Jak pisali moi przedmówcy to, co wyniesiesz zależy w przeważającej mierze od Ciebie.
SJS I stopień
Z najistotniejszych IMO rzeczy ze szkolenia wynosisz wiedzę teoretyczną w szeroko rozumianym zakresie jazdy samochodem, a więc od prawidłowej pozycji za kierownicą, poprzez prawidłowe zapięcie pasów, skończywszy na prawidłowych reakcjach na poszczególne zdarzenia drogowe. Im mniej wiesz, tym więcej się nauczysz. Im więcej wiesz - tym część teoretyczna będzie nudniejsza
Jeżeli chodzi o samą jazdę to jest to w uproszczeniu ćwiczenie w praktyce tego, co było mówione w części teoretycznej. Na co zwróciłbyś największą uwagę, tego nie wiem. Zakładam jednak, że w zakresie codziennej jazdy byłaby to kwestia prawidłowego pokonywania zakrętów, a więc ustawienie się do zakrętu, linia przejazdu, moment dociążenia przodu, moment przyspieszania itp. Chodzi o to, aby jak najlepiej wykorzystywać panujące warunki, co przy założeniu, że po szkoleniu nie będziesz jeździł szybciej (
), w może Cię w wielu przypadkach uchronić przed kolizją/wypadkiem.

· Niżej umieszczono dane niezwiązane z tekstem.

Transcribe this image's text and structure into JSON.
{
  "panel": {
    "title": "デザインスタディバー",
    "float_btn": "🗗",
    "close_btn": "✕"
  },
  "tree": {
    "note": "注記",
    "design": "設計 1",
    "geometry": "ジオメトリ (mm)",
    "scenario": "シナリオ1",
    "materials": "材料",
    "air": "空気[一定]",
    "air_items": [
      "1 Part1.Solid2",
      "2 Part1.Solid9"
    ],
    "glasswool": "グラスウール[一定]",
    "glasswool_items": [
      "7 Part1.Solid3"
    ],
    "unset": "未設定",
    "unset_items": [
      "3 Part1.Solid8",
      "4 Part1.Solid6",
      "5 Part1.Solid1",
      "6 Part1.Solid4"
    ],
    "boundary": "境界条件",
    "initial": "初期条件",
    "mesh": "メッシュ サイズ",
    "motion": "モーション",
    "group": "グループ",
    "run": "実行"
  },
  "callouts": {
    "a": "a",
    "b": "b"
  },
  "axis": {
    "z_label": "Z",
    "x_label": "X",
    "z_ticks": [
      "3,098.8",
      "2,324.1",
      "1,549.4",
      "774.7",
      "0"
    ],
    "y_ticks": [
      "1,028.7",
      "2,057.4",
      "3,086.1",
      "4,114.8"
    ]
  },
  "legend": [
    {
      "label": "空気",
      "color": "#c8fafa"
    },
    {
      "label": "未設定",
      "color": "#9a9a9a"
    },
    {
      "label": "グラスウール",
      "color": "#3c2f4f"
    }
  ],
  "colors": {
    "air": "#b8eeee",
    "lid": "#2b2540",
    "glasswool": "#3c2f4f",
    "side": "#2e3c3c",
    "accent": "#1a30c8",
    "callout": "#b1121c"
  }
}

Wiele dowiesz się też, w teorii i praktyce o reakcjach na sytuacje awaryjne - omijanie przeszkody w zakręcie, hamowanie awaryjne w zakręcie itp.
Bardzo istotne jest też to, że masz możliwość sprawdzenia, jak reaguje TWOJE auto. Po szkoleniu zdecydowanie lepiej będziesz wiedział, czego się po nim spodziewać.
I przede wszystkim nie traktuj szkolenia jako lekcji upalania. Jeżeli nawet jeździł ktoś bokiem itp., to traktuj to jako dodatek nadobowiązkowy, który nie zmienia istoty szkolenia, sprowadzającej się do poprawy bezpieczeństwa jazdy.